Economia
Domingo, 19 de maio de 2024

O recomeço da Avon: dentro da Natura &Co, marca quer mostrar que maquiagem é para todos

“Pois é, muito tabu por causa de umas cores na cara”, afirma Daniel Silveira, presidente da Avon Brasil, desde que a Natura &Co assumiu o negócio, há um ano. Esse é o comentário enquanto tentamos exercitar qual será a reação das pessoas à sua foto: homem branco, heterossexual, CEO e com o rosto maquiado. Sua declaração é uma simplificação de quem está à frente de uma companhia habituada a ter o feminino como inspiração e a diversidade como causa. Pura naturalidade.

É sexta-feira, dia 29, à noite, no prédio do grupo próximo à Rodovia Anhanguera, chamado de Nasp. Exceto pela pintura na tal da linha d’água dos olhos, essa divisa antes dos cílios inferiores, Silveira está totalmente à vontade com a produção do maquiador André Sartori. Bem melhor, aliás, do que nas selfies que ele mostrou em seu celular pouco antes.

Maquiagem é rotina para o executivo, que tem o hábito de testar os produtos da empresa em casa — e até alguns da concorrência, confessa. Ele experimenta as novidades tão logo são enviadas para sua residência. Batom, sombra, cremes, shampoo, tudo. A única coisa que ainda não usou foram os esmaltes. Algumas vezes, seus dois meninos, de 11 e 7 anos, também brincam com os lançamentos e, em outras, pede a opinião da esposa.

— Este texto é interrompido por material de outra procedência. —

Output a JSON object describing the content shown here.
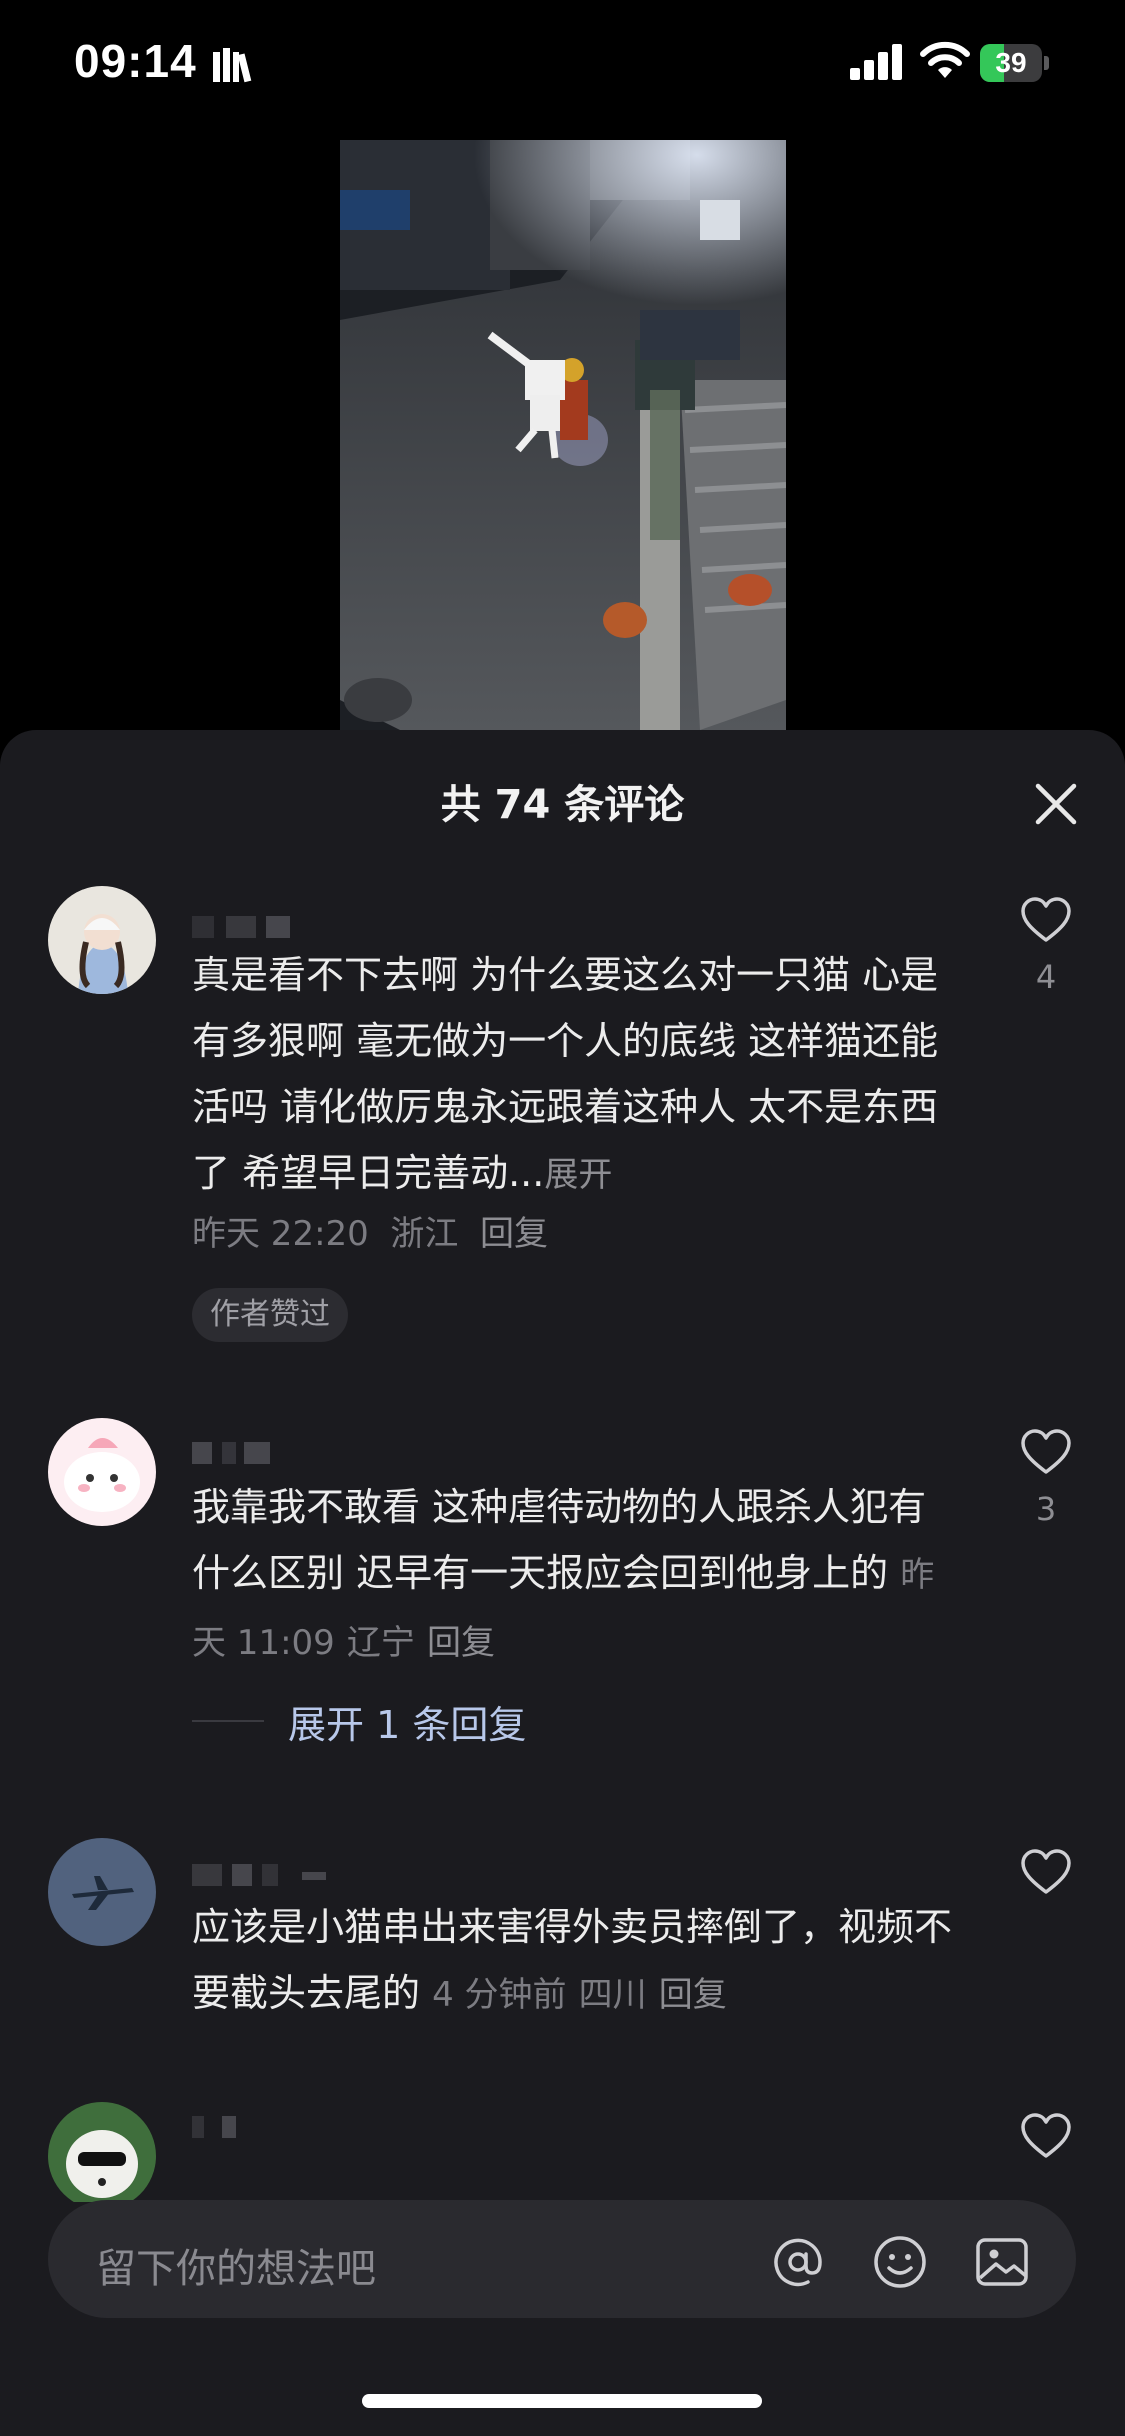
{
  "status_bar": {
    "time": "09:14",
    "battery": "39",
    "battery_level": 0.39
  },
  "comments_sheet": {
    "title": "共 74 条评论",
    "comments": [
      {
        "text": "真是看不下去啊 为什么要这么对一只猫 心是有多狠啊 毫无做为一个人的底线 这样猫还能活吗 请化做厉鬼永远跟着这种人 太不是东西了 希望早日完善动...",
        "expand": "展开",
        "time": "昨天 22:20",
        "location": "浙江",
        "reply": "回复",
        "likes": "4",
        "badge": "作者赞过"
      },
      {
        "text": "我靠我不敢看 这种虐待动物的人跟杀人犯有什么区别 迟早有一天报应会回到他身上的",
        "time": "昨天 11:09",
        "location": "辽宁",
        "reply": "回复",
        "likes": "3",
        "expand_replies": "展开 1 条回复"
      },
      {
        "text": "应该是小猫串出来害得外卖员摔倒了，视频不要截头去尾的",
        "time": "4 分钟前",
        "location": "四川",
        "reply": "回复"
      },
      {}
    ]
  },
  "input": {
    "placeholder": "留下你的想法吧"
  },
  "icons": [
    "books-icon",
    "signal-icon",
    "wifi-icon",
    "battery-icon",
    "close-icon",
    "heart-icon",
    "at-icon",
    "emoji-icon",
    "image-icon"
  ],
  "colors": {
    "sheet_bg": "#1b1b1f",
    "battery_green": "#34c759",
    "reply_link": "#b8c8ea"
  }
}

Na vida pós-covid, Silveira vai bem além dos testes. Conta que para algumas transmissões ao vivo ou fotos, “numa boa”, adota um primer, uma espécie de camada preparativa para a pele, ou uma base. “Tudo na base é sobre acertar o tom e a quantidade”, conversa, com propriedade.

“Maquiagem é para todos, sim”, diz, quando questionado se homem também pode ou deve usar. “É uma questão de hábito. Não tem nada demais.”

Desde que a Natura &Co comprou a Avon, movimento que a colocou como a quarta maior empresa de beleza do mundo, há uma grande ansiedade sobre como o grupo brasileiro vai conseguir modernizar a imagem da centenária marca americana e como fará a integração entre os negócios — que incluem ainda as marcas The Body Shop e Aesop.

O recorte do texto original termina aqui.